Prabha V, Gupta M, Seiffge D, Gupta K G
Department of Microbiology, Panjab University, Chandigarh, India.
Can J Microbiol. 1990 Feb;36(2):131-5. doi: 10.1139/m90-023.
Purification studies of 7 alpha-hydroxysteroid dehydrogenase (7 alpha-HSDH) (EC 1.1.1.159) from Escherichia coli 080 showed that 1.59-fold purification could be achieved by heating (60 degrees C for 10 min) the ultracentrifuged enzyme preparation, and 6.46-fold purification was achieved by subsequent precipitation with ammonium sulfate. Further purification on Sephadex G-100 gel gave 10.1-fold purification. After pooling and concentrating the active fractions obtained from the Sephadex G-100 filtration, an 11.1-fold purification was achieved using DEAE-cellulose chromatography. The purified enzyme produced a single band on polyacrylamide gel electrophoresis and its molecular weight was determined to be 54,000. The enzyme was immunogenic and showed immunoprecipitation with homologus antisera.
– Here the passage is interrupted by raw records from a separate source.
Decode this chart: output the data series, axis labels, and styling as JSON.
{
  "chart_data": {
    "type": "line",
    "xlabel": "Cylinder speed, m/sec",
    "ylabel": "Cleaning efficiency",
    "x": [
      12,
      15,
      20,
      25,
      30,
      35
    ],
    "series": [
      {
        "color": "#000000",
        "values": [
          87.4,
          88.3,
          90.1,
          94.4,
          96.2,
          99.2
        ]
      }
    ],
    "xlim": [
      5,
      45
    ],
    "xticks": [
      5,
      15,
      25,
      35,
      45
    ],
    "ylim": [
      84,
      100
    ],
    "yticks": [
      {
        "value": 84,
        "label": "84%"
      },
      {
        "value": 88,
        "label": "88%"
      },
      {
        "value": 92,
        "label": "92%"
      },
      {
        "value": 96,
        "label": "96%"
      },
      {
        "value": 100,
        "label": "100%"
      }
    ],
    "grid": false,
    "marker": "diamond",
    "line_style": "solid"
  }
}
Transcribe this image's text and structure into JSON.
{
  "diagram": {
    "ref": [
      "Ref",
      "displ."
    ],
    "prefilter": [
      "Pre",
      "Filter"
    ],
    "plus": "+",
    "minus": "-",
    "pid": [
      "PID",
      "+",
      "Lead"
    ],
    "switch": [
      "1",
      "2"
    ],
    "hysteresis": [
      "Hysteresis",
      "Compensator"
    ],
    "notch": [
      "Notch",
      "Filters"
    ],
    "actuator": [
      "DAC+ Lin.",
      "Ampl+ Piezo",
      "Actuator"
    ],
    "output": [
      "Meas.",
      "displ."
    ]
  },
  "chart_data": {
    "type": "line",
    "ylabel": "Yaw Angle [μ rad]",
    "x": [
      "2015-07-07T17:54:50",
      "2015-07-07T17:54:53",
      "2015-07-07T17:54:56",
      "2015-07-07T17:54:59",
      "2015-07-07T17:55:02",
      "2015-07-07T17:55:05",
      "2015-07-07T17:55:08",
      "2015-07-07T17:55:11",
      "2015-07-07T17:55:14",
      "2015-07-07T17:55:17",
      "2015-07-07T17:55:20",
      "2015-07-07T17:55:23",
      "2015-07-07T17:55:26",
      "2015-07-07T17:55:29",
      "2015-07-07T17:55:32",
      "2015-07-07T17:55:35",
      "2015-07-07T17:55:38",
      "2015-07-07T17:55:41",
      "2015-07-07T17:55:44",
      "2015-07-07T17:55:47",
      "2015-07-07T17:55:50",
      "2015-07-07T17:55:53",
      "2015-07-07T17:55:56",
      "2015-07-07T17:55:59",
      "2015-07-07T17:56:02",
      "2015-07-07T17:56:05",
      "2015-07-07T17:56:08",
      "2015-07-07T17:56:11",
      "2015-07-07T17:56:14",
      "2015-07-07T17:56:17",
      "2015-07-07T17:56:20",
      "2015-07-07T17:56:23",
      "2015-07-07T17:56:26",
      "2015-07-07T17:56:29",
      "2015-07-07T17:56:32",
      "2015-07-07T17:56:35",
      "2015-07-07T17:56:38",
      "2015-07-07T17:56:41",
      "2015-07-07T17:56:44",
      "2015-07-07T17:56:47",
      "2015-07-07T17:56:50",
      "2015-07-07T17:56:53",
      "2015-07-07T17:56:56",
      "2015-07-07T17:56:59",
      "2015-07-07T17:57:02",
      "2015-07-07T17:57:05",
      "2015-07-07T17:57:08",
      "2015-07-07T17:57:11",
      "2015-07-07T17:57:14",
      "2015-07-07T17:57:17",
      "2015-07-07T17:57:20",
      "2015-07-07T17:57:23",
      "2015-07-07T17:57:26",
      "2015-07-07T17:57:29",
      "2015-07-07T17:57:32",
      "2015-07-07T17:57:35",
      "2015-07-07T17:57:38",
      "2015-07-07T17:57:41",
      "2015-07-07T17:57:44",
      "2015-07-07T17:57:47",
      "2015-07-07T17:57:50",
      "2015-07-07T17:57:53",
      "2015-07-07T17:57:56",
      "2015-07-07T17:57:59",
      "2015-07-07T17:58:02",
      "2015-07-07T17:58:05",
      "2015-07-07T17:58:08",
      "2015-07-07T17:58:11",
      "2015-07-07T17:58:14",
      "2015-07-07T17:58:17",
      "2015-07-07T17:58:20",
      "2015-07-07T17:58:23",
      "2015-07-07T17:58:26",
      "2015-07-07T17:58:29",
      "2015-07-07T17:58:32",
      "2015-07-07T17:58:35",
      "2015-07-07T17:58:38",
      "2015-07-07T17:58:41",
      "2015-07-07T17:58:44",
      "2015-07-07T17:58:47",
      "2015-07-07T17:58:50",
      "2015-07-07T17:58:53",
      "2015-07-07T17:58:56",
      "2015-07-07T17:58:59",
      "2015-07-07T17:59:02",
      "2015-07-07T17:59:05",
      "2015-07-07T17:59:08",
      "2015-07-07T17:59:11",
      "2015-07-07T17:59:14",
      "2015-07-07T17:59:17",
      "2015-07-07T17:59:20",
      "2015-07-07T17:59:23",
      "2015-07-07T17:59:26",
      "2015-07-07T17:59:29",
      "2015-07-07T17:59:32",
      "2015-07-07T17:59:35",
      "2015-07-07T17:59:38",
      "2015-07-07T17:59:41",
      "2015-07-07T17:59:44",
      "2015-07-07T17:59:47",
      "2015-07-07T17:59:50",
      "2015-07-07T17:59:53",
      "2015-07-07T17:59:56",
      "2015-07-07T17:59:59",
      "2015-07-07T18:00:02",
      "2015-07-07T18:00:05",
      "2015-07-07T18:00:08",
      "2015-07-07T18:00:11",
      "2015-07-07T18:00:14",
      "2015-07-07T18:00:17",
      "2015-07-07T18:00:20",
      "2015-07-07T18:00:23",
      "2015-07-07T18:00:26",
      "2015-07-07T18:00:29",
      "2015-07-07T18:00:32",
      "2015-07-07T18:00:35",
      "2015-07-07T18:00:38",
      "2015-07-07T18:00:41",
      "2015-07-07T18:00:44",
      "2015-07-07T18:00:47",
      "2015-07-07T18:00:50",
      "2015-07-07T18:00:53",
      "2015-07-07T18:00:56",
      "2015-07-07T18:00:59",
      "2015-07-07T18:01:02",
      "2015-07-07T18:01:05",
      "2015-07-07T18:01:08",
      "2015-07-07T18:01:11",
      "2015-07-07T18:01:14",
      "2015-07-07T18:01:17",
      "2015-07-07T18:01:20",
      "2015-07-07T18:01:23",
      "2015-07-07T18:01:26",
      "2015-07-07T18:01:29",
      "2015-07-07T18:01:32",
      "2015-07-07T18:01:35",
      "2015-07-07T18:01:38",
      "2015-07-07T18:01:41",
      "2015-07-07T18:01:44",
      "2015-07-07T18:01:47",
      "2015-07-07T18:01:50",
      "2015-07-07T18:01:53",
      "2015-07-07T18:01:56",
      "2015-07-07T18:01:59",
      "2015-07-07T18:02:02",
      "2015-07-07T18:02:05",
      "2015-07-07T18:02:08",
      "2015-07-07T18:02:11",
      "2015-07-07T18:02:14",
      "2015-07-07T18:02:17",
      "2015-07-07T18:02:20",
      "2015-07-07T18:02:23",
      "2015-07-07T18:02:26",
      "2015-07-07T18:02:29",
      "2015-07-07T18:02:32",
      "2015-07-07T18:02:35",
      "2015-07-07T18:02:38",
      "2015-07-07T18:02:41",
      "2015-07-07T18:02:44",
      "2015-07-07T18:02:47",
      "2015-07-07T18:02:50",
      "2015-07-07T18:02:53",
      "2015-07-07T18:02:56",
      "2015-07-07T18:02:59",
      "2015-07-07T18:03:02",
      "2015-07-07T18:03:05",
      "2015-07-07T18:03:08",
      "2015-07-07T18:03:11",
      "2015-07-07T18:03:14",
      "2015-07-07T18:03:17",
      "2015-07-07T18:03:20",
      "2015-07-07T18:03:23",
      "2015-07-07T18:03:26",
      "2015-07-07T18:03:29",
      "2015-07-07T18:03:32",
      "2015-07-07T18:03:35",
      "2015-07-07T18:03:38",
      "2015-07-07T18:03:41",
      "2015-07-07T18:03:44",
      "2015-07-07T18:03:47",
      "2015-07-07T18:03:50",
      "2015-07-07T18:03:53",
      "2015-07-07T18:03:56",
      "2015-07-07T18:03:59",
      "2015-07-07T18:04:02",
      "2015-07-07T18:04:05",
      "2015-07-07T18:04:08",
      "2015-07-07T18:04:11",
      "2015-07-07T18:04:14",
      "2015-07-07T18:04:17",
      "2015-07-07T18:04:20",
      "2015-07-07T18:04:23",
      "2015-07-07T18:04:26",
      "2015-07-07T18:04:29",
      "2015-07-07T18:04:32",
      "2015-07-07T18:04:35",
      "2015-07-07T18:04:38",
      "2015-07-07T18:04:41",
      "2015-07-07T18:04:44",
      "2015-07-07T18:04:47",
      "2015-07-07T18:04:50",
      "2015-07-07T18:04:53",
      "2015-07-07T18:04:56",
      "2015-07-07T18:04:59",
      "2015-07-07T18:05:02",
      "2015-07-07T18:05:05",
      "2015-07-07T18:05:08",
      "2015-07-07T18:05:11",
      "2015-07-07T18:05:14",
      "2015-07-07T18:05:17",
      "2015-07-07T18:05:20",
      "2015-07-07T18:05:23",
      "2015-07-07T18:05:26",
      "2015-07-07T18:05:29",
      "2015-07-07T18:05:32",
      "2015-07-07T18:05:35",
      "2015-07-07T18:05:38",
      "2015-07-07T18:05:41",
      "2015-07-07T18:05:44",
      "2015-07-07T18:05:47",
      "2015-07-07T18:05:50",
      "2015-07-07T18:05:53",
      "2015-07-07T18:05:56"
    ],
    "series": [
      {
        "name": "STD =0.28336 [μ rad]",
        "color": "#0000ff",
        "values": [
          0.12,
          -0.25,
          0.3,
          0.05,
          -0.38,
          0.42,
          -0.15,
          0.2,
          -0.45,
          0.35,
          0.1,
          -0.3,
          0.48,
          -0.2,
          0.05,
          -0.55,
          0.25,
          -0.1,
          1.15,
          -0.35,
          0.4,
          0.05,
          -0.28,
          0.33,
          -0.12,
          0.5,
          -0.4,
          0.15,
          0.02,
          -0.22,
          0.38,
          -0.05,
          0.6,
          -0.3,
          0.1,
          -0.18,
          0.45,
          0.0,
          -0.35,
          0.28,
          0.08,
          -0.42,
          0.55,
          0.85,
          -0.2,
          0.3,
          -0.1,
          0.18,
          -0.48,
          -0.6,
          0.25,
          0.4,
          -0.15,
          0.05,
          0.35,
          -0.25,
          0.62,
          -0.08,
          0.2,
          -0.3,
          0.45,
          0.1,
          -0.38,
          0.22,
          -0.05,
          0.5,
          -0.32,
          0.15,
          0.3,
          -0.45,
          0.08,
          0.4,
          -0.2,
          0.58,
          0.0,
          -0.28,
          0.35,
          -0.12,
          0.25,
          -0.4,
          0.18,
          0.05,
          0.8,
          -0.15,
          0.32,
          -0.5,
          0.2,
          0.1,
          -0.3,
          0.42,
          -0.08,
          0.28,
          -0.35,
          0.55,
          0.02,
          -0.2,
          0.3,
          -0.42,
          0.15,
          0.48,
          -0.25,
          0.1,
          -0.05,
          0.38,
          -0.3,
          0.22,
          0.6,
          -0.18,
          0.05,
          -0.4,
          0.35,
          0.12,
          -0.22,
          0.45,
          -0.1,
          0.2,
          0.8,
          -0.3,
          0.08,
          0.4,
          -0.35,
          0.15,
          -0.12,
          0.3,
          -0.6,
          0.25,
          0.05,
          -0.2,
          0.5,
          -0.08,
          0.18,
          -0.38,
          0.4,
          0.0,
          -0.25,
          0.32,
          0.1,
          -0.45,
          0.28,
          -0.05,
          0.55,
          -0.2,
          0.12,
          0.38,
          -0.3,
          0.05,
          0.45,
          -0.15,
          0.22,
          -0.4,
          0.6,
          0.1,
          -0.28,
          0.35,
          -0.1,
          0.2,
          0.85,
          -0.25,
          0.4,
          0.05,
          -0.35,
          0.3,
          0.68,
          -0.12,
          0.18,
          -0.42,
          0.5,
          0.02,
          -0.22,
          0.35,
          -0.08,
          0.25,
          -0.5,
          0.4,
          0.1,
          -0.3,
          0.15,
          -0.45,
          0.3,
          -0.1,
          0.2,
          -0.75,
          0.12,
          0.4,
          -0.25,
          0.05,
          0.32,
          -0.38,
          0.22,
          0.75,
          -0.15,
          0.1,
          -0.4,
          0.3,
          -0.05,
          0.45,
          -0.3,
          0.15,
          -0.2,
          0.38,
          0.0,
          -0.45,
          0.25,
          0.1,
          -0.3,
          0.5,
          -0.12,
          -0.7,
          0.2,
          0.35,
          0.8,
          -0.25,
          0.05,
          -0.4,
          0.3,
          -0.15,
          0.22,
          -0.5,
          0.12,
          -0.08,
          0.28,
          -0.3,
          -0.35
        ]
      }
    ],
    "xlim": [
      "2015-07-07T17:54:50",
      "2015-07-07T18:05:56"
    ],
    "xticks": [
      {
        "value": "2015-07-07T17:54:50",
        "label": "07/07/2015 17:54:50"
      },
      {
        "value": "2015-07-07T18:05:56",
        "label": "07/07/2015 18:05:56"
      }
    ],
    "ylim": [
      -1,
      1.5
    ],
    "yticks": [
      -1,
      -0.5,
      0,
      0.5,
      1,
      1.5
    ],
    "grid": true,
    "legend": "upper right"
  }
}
对来自大肠杆菌080的7α-羟基类固醇脱氢酶(7α-HSDH,EC 1.1.1.159)的纯化研究表明,通过对超速离心后的酶制剂进行加热(60℃,10分钟)可实现1.59倍的纯化,随后用硫酸铵沉淀可实现6.46倍的纯化。在Sephadex G - 100凝胶上进一步纯化得到10.1倍的纯化效果。合并并浓缩从Sephadex G - 100过滤获得的活性组分后,使用DEAE - 纤维素色谱法实现了11.1倍的纯化。纯化后的酶在聚丙烯酰胺凝胶电泳上呈现单一条带,其分子量测定为54,000。该酶具有免疫原性,与同源抗血清呈现免疫沉淀反应。